【新装版】BAD BOYS
ずるい。目を見ろって強く言うのに、甘く撫でるように囁かれて。
滑稽なわたしは、ばかみたいに、すがりたくなってしまう。
「つばき……」
「ほら、はやく」
キスが、深くなる。
リビングの明かりが朧に見える薄暗い廊下の中で。静かな空間にこぼれるのは堪えきれないわたしの吐息と、椿の甘やかな誘惑。
「それとも、
俺に強引にされたいってわざと焦らしてんの?」
聞くくせに逃す気のない、絶対的支配者の顔。
芹や珠紀の「不安なんじゃないの?」なんて言葉を思い出して、心の中で嘲笑した。
この表情のどこが、不安なんだか。
わたしの反応をひとつずつ楽しんでるこの余裕げな男。たとえ本気の相手ははじめてだとしても。
「焦らして、な……っ」
遊んだ分だけ経験値は、積んである。
良くも悪くもノアしか知らないわたしが、百戦錬磨な椿に勝てるわけがない。
立っていられなくて崩れるわたしに合わせるようにして、彼が屈む。
なんの変哲もない後ろの壁が冷たく感じるほどに、全身がとてつもなく熱い。
わたしの胸元に顔をうずめてきた椿に弱々しく抵抗するように彼の髪をゆるく握ったけれど。

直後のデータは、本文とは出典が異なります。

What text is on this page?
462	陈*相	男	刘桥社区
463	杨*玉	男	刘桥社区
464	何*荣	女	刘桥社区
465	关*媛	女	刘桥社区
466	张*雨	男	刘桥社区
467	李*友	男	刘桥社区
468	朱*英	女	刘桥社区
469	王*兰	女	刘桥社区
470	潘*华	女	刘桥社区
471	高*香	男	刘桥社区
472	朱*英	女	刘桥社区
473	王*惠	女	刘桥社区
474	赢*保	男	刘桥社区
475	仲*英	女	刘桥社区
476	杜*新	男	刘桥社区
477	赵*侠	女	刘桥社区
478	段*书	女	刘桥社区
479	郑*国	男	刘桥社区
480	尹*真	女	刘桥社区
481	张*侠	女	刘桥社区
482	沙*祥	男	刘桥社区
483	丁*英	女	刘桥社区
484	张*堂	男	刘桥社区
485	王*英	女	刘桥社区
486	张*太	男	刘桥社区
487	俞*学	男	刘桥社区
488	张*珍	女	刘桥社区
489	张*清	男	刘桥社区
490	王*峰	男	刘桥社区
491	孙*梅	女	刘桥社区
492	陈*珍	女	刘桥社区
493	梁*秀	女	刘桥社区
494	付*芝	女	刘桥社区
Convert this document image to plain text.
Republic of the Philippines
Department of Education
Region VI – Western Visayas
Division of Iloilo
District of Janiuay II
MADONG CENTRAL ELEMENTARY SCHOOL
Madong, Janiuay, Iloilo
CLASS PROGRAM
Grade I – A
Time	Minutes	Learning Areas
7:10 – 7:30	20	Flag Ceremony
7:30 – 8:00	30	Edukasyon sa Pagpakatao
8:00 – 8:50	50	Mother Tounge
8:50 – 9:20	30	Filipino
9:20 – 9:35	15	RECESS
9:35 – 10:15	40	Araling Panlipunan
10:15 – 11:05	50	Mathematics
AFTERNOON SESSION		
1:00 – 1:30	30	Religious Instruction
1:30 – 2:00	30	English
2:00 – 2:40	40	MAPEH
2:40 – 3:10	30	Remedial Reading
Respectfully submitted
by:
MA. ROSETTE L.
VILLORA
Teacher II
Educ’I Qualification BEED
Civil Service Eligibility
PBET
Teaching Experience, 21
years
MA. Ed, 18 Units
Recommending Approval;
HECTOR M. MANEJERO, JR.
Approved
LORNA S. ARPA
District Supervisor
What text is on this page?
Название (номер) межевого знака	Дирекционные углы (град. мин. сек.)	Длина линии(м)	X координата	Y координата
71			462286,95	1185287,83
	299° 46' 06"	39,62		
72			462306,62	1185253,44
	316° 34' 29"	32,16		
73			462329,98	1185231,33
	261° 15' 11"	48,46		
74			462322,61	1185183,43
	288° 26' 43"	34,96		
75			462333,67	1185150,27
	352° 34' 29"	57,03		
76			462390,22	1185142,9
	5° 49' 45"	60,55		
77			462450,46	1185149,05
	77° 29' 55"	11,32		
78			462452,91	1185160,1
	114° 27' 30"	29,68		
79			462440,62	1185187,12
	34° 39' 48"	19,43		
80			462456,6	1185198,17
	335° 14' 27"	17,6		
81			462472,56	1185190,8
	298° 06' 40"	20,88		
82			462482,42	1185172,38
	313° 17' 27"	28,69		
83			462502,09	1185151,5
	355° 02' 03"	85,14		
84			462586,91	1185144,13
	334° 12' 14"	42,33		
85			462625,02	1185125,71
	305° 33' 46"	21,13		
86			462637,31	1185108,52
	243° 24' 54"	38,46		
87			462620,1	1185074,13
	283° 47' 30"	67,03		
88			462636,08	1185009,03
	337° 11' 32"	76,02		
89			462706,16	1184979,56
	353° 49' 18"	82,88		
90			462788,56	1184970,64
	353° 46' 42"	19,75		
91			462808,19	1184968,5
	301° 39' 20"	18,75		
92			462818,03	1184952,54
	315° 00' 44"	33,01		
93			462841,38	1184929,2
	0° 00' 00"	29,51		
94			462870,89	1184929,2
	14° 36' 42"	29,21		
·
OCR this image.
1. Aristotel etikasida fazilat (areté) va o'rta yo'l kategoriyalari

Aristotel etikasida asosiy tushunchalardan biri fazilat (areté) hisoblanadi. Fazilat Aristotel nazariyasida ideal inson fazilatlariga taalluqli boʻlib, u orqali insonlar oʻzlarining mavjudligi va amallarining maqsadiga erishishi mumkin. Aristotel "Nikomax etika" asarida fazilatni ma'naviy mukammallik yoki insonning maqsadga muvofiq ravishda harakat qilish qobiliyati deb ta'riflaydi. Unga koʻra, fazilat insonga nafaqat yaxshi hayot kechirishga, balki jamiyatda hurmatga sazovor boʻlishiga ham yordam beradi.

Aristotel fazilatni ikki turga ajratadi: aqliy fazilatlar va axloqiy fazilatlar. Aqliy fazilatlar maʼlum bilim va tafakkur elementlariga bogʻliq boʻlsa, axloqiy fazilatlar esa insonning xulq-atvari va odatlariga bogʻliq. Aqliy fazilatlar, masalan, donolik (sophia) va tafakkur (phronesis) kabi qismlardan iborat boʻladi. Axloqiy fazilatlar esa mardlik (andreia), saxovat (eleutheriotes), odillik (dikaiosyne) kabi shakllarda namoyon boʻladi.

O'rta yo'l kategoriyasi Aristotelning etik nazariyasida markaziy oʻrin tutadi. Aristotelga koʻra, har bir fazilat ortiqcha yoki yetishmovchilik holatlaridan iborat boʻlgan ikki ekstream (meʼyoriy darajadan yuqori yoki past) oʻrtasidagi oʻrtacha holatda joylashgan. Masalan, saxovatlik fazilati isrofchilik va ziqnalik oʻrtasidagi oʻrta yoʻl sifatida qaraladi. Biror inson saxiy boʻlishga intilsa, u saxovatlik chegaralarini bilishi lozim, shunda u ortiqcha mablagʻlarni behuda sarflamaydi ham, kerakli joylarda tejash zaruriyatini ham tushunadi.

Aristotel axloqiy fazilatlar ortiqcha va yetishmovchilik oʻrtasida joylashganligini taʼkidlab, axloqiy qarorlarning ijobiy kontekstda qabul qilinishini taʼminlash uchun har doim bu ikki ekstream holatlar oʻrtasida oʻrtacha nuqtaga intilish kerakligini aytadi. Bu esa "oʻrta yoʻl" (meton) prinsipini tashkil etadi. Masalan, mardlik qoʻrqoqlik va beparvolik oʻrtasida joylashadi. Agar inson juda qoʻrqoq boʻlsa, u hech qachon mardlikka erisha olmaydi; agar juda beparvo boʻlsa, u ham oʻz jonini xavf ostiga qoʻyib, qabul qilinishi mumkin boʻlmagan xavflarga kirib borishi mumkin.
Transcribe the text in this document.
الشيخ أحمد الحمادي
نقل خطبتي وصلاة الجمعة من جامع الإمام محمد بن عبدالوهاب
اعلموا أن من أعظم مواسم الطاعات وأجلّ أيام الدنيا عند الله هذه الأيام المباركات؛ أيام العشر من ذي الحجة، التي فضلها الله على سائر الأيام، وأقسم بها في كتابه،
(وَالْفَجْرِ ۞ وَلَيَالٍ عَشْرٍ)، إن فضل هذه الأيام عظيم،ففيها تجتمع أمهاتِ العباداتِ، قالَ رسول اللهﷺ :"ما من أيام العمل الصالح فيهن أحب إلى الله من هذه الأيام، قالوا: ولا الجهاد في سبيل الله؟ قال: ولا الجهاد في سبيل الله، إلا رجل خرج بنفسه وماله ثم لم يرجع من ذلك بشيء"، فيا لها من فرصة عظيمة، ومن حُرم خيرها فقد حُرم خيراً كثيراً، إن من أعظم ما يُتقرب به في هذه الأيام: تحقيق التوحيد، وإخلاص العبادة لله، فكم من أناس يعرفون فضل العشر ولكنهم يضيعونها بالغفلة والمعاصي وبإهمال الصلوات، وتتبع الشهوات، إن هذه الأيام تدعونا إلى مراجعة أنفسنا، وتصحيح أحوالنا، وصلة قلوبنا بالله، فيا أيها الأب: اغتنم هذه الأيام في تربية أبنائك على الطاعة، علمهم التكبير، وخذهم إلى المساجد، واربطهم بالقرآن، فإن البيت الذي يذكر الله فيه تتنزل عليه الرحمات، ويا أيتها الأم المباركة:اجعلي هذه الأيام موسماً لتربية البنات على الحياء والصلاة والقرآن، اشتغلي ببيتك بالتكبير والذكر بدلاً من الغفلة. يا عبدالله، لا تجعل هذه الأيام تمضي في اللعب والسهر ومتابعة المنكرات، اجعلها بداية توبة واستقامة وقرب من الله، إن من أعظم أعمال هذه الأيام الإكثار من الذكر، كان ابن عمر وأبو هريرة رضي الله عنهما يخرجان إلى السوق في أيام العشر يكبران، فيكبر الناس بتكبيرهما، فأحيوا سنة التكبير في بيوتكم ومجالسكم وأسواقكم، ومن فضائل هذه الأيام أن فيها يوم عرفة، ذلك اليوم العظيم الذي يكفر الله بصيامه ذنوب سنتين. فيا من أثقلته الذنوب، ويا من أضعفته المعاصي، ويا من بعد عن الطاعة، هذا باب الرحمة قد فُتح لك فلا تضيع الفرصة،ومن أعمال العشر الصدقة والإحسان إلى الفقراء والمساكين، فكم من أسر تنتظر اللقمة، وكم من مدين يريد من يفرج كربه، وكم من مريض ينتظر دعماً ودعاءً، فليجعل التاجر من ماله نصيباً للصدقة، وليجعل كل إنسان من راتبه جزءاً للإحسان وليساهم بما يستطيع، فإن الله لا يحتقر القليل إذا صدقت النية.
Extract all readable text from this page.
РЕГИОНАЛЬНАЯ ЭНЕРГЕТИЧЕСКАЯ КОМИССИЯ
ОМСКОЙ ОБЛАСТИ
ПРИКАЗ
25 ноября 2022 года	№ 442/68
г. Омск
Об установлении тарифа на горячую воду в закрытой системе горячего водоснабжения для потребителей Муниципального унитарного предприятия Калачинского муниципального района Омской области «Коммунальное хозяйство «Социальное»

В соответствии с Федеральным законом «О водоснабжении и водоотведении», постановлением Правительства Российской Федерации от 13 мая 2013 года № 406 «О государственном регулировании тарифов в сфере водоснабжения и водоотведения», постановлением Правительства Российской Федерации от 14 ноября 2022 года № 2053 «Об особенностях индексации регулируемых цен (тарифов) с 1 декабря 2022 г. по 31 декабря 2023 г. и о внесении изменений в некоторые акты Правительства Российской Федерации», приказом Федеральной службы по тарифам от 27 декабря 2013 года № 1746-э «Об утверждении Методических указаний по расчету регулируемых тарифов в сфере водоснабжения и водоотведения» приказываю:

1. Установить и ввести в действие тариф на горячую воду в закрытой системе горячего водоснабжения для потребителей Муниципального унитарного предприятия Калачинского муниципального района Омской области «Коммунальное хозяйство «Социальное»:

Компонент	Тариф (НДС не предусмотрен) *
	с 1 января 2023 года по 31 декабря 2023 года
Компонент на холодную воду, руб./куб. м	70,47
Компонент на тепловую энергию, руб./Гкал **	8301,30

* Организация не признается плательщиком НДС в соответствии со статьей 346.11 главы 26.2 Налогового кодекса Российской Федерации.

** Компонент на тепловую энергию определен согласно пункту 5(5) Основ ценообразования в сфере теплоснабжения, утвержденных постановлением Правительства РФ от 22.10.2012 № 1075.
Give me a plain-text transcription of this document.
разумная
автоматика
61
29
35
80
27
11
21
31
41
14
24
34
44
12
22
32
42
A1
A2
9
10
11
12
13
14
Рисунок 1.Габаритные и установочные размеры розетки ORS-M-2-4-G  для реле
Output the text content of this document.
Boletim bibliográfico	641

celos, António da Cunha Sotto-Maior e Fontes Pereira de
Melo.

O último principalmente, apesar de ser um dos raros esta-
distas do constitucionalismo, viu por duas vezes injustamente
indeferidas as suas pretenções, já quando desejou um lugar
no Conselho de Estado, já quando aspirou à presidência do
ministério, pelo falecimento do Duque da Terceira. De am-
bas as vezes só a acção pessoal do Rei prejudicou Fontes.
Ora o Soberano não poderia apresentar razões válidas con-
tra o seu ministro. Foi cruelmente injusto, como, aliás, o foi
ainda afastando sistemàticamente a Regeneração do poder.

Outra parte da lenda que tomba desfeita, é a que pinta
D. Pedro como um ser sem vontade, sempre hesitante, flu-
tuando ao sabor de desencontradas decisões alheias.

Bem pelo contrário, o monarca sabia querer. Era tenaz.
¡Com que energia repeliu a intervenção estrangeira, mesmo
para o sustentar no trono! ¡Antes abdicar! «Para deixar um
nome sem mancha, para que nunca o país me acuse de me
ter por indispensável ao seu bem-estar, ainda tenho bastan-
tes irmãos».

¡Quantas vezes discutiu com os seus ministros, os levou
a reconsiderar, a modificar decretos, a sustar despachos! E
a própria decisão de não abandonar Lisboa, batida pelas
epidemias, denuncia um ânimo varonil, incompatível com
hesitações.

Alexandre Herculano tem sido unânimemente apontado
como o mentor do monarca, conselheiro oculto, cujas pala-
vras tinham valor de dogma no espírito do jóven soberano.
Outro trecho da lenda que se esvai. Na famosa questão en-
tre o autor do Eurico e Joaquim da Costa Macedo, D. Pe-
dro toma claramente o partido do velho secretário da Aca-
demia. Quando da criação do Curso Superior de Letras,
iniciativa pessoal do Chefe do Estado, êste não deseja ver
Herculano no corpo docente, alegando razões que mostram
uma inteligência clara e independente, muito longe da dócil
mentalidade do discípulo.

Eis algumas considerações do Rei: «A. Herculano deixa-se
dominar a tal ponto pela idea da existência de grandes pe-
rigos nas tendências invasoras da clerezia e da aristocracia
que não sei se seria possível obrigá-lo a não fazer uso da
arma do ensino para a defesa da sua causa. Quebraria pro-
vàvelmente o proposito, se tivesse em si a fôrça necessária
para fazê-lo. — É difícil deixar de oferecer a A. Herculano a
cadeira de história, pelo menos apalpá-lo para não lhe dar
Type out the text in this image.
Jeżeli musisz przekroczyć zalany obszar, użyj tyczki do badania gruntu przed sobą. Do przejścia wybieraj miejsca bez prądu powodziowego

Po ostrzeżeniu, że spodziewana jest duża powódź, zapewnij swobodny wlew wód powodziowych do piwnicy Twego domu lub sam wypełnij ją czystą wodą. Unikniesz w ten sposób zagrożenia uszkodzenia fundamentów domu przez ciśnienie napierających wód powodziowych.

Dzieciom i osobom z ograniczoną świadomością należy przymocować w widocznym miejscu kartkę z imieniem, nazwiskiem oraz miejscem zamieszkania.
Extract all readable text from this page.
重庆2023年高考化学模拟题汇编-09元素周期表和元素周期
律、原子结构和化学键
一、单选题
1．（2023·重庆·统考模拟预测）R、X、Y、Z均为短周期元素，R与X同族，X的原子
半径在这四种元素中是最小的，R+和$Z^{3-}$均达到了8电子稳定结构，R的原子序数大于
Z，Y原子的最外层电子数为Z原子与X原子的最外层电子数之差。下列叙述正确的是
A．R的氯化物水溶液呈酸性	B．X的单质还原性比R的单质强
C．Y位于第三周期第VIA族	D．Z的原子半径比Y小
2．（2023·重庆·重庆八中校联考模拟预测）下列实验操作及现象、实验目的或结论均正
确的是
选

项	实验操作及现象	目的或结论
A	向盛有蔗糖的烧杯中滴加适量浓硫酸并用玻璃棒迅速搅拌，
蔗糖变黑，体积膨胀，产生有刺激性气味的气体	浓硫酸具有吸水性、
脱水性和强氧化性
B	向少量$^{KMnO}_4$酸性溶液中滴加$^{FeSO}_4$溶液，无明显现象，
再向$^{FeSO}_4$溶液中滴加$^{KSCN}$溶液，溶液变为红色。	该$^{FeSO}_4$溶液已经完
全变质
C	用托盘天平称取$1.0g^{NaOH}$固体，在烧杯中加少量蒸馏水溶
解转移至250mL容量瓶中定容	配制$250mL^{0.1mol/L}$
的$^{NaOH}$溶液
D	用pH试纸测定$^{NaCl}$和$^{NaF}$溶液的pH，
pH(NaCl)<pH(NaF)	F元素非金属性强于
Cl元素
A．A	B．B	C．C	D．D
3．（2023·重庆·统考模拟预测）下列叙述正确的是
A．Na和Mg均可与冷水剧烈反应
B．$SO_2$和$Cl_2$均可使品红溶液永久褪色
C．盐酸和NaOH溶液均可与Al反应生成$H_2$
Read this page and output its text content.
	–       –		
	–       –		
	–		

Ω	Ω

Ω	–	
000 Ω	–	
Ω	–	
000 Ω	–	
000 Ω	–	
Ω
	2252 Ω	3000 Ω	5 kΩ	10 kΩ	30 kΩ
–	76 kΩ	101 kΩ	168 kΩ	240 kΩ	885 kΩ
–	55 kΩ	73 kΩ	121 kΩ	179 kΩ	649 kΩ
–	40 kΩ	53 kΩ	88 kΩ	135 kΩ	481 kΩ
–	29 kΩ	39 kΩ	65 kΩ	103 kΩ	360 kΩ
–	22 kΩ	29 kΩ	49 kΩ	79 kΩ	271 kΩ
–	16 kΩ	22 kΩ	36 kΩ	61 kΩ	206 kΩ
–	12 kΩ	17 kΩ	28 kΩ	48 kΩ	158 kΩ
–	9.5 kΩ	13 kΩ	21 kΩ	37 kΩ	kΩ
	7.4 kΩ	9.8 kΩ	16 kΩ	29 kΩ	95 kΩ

椿ははっと笑みを零し、「そういうの、」と顔を上げて背筋がぞくりとするほど甘く目を細める。そして。
「煽ってる、って言うんだよ」
「……っ」
胸元に走った、淡い焼けるような痛み。
薄暗くてもわかる薄ら紅いその印に、椿がたったいまそれを刻んだことを、頭は理解しているのに。